Отмеченные водой и пламенем (СИ) - Баштовая Ксения Николаевна. Страница 66

Мужчина пожал плечами:

-Не обязательно. Достаточно просто научиться контролировать свой дар... Как например, это сделал ваш отец... И дед... И прадед... И еще много поколений, восходящих к Олафу -изгнаннику...

-Контролировать дар?! - Мадельгеру показалось, что он проваливается в какой-то дурацкий бессмысленный сон. Пусть он сам такими же словами когда-то объяснял Сьеру зачем его отдали в храмовую школу, но тогда это была просто дань уважению, короткое объяснение, позволяющее не выносить скандал на люди... А сейчас Оффенбах вдруг вновь слышал это от отца...

Вместо ответа барон задумчиво скользнул пальцами по вытащенному листу, а затем протянул документ сыну. Ландскнехт бросил короткий взгляд на бумагу, не понимая, зачем ему ее дают... и почувствовал, как сердце сбилось с ритма.

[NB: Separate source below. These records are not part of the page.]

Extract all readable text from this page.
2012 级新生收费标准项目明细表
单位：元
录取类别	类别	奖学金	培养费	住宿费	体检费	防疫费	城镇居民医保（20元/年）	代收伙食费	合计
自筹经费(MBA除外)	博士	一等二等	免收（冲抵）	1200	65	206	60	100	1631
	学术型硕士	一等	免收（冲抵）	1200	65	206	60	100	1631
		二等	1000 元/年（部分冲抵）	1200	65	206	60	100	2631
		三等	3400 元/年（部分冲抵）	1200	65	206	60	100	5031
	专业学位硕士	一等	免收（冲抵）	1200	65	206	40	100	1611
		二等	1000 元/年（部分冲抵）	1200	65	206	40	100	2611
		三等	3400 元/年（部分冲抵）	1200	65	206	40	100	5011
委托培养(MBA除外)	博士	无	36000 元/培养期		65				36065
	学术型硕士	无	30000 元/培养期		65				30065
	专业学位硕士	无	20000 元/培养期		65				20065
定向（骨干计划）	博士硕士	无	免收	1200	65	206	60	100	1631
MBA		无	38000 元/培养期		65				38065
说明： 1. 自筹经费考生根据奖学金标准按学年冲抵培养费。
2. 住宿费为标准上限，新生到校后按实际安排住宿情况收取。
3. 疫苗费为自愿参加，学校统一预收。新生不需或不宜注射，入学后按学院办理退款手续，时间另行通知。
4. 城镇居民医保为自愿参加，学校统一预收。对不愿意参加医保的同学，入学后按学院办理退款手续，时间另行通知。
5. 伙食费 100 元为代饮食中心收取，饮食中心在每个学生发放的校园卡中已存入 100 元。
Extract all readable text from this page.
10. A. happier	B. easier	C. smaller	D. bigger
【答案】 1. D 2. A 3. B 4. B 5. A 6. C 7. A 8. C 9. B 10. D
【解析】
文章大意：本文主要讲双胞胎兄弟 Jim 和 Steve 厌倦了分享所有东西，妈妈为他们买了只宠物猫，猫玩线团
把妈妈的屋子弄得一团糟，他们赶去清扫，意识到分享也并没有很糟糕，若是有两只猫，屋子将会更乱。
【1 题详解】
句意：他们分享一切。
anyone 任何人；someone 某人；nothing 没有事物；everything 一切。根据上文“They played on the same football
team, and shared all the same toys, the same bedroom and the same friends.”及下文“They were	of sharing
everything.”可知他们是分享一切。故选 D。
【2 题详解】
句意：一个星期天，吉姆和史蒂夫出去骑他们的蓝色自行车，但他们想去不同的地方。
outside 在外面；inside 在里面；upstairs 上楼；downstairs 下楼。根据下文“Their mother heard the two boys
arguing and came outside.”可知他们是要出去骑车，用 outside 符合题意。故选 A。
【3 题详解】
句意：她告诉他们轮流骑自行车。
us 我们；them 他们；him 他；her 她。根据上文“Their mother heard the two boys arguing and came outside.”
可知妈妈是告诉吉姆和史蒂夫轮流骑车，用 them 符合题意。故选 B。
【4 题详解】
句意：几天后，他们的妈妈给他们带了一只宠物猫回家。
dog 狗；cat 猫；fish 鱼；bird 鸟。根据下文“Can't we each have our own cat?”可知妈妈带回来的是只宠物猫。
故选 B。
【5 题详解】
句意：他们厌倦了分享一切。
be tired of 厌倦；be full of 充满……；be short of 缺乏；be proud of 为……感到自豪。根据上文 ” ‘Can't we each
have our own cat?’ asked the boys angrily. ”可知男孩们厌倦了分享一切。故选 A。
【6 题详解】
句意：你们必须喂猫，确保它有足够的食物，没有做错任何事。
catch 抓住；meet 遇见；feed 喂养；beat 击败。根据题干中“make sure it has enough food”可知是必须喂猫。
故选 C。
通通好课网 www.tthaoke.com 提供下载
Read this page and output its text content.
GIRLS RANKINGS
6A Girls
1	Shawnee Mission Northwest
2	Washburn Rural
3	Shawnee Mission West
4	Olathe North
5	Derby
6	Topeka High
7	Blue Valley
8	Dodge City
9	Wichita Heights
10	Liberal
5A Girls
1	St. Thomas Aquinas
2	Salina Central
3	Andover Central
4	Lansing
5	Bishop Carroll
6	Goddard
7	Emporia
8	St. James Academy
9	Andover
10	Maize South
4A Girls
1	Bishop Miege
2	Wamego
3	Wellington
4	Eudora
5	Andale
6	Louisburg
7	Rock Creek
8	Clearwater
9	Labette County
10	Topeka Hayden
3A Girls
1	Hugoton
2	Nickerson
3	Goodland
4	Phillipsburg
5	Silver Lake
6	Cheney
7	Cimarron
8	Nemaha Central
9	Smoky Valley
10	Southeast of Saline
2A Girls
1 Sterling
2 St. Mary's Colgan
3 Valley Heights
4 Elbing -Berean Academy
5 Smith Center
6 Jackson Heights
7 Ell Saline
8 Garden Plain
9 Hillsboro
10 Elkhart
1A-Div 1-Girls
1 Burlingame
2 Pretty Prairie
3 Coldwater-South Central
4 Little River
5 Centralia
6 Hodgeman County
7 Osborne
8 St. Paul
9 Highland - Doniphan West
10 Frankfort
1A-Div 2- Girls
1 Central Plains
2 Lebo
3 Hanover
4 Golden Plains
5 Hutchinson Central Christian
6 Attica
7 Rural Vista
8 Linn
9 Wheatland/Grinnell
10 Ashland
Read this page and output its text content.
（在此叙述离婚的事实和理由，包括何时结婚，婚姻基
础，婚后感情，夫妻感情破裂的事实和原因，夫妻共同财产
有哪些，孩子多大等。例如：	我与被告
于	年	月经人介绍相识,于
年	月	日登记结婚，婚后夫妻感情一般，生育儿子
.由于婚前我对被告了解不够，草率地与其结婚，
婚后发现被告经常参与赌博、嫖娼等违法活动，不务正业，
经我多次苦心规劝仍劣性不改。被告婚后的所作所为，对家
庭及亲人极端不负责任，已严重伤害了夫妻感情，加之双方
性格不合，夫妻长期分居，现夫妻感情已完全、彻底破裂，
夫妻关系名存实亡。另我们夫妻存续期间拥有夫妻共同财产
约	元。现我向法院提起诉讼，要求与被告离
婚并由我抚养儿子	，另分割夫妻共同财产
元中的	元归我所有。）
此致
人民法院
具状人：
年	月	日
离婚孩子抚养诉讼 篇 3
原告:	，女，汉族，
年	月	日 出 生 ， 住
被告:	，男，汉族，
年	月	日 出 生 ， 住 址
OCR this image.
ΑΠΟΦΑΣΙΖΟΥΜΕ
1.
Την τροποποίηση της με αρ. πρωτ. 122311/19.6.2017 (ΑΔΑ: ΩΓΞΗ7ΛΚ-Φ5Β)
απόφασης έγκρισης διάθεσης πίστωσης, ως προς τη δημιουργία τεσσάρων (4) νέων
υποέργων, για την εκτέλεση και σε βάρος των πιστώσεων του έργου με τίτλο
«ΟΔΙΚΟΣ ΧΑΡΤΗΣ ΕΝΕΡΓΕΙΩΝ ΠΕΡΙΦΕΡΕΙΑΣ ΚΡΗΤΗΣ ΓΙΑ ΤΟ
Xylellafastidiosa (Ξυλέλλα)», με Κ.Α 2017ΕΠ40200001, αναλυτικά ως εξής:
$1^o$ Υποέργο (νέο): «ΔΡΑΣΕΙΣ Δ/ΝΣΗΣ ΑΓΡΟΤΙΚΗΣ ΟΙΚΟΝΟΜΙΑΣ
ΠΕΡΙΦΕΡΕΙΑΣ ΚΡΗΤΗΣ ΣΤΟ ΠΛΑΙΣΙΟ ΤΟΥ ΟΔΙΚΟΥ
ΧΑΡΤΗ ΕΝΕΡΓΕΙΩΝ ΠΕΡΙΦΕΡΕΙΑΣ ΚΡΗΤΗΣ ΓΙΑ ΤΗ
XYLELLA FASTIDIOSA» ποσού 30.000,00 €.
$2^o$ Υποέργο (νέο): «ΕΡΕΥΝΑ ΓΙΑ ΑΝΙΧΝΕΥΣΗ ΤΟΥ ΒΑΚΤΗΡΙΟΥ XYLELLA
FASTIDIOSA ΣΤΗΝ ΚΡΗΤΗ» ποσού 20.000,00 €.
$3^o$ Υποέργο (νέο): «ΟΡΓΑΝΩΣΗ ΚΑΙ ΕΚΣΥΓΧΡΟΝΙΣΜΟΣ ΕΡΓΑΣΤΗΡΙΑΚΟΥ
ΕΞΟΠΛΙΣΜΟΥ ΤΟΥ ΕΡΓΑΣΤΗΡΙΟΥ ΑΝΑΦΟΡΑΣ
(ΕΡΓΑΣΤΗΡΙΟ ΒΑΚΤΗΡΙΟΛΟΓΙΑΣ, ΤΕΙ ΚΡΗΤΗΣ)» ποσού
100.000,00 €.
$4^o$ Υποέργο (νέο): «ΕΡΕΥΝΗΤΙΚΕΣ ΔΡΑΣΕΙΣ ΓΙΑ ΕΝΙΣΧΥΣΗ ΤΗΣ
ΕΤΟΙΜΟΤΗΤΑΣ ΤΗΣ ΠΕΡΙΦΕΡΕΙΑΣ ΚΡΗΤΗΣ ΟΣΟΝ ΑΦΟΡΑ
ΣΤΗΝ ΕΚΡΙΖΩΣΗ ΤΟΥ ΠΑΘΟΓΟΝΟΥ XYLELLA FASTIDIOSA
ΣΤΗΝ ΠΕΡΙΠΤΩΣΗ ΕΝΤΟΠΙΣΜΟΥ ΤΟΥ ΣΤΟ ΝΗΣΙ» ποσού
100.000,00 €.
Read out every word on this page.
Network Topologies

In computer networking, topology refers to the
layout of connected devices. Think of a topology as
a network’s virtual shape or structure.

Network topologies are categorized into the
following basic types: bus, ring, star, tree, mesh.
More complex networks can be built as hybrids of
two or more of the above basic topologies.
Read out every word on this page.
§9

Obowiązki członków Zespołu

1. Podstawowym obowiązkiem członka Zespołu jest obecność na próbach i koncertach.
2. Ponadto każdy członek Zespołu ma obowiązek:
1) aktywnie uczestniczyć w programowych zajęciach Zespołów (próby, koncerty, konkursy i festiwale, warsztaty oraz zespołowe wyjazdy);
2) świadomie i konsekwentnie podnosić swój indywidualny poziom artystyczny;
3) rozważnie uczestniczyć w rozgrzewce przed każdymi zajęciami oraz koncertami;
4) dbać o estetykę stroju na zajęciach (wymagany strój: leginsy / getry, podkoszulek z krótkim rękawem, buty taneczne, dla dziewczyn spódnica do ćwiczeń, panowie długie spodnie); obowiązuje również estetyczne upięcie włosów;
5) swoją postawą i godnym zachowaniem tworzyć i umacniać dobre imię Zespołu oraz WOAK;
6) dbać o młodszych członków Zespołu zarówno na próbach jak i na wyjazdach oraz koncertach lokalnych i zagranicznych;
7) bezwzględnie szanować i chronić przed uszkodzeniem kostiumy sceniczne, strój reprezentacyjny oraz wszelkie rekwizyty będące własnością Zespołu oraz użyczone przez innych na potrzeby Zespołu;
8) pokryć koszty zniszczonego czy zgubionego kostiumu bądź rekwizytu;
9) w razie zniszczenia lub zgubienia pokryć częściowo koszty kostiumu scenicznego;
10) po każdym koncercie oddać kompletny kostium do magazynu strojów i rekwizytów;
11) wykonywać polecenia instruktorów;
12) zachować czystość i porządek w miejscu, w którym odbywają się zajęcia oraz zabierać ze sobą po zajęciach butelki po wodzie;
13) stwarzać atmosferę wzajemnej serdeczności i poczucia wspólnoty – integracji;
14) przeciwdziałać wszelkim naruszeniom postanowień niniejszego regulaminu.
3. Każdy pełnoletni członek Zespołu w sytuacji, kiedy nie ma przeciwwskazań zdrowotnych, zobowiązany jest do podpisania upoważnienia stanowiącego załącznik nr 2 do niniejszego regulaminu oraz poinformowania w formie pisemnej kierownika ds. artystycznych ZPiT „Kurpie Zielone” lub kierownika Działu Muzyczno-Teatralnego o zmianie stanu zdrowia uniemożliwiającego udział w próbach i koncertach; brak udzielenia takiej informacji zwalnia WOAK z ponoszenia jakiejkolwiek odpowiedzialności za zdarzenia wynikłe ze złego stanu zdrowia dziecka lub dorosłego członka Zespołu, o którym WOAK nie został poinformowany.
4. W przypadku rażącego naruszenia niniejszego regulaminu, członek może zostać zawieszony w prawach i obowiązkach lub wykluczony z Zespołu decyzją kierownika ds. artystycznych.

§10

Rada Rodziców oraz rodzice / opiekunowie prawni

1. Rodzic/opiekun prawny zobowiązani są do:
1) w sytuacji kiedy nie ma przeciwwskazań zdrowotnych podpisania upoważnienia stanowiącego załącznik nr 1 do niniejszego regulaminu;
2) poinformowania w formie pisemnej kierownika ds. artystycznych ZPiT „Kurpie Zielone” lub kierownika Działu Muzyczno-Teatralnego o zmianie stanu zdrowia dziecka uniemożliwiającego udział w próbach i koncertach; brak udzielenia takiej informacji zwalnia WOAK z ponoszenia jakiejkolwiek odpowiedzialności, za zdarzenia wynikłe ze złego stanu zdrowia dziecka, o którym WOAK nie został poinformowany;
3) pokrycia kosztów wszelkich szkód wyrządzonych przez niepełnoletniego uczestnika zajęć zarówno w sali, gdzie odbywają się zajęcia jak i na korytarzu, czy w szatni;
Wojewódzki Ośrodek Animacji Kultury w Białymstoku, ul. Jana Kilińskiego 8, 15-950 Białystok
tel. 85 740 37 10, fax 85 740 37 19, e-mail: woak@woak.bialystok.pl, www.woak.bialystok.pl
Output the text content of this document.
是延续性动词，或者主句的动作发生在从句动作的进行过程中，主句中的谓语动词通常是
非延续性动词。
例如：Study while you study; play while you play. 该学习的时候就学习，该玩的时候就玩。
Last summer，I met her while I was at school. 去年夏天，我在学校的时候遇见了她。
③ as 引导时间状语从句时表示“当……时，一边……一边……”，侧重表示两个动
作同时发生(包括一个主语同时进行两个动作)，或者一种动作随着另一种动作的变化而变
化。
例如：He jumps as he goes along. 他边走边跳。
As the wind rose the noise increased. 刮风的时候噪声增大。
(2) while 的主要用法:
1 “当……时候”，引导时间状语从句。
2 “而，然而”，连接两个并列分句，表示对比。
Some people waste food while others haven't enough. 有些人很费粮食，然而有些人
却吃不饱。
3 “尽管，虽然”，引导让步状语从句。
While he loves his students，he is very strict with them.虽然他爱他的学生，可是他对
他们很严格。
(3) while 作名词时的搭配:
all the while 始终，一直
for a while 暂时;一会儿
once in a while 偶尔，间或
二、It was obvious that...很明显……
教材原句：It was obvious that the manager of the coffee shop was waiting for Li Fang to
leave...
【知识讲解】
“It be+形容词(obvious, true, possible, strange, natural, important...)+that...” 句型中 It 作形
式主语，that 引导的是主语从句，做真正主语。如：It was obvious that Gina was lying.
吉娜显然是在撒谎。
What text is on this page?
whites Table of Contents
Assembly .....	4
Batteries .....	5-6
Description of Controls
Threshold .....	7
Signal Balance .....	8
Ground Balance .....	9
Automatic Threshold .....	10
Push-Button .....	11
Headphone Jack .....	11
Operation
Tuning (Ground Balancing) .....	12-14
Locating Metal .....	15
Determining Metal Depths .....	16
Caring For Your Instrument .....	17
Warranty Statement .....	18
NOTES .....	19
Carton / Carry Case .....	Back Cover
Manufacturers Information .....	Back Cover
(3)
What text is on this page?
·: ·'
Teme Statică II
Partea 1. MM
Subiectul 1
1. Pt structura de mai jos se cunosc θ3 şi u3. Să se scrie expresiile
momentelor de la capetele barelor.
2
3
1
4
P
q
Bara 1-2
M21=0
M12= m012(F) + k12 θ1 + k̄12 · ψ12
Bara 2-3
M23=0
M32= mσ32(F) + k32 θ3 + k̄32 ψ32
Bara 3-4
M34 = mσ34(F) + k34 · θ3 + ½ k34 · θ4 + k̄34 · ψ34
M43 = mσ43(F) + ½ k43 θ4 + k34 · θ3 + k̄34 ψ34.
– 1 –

Там, где листа коснулись пальцы барона, расползалось огромное пятно плесени. С каждым мигом оно росло, увеличиваясь в размерах, занимая весь лист, расцвечивая бумагу в немыслимые оттенки... Через несколько мгновений в руках у мужчины остался невнятная заскорузлая страница, на которой уже нельзя было разобрать ни строчки.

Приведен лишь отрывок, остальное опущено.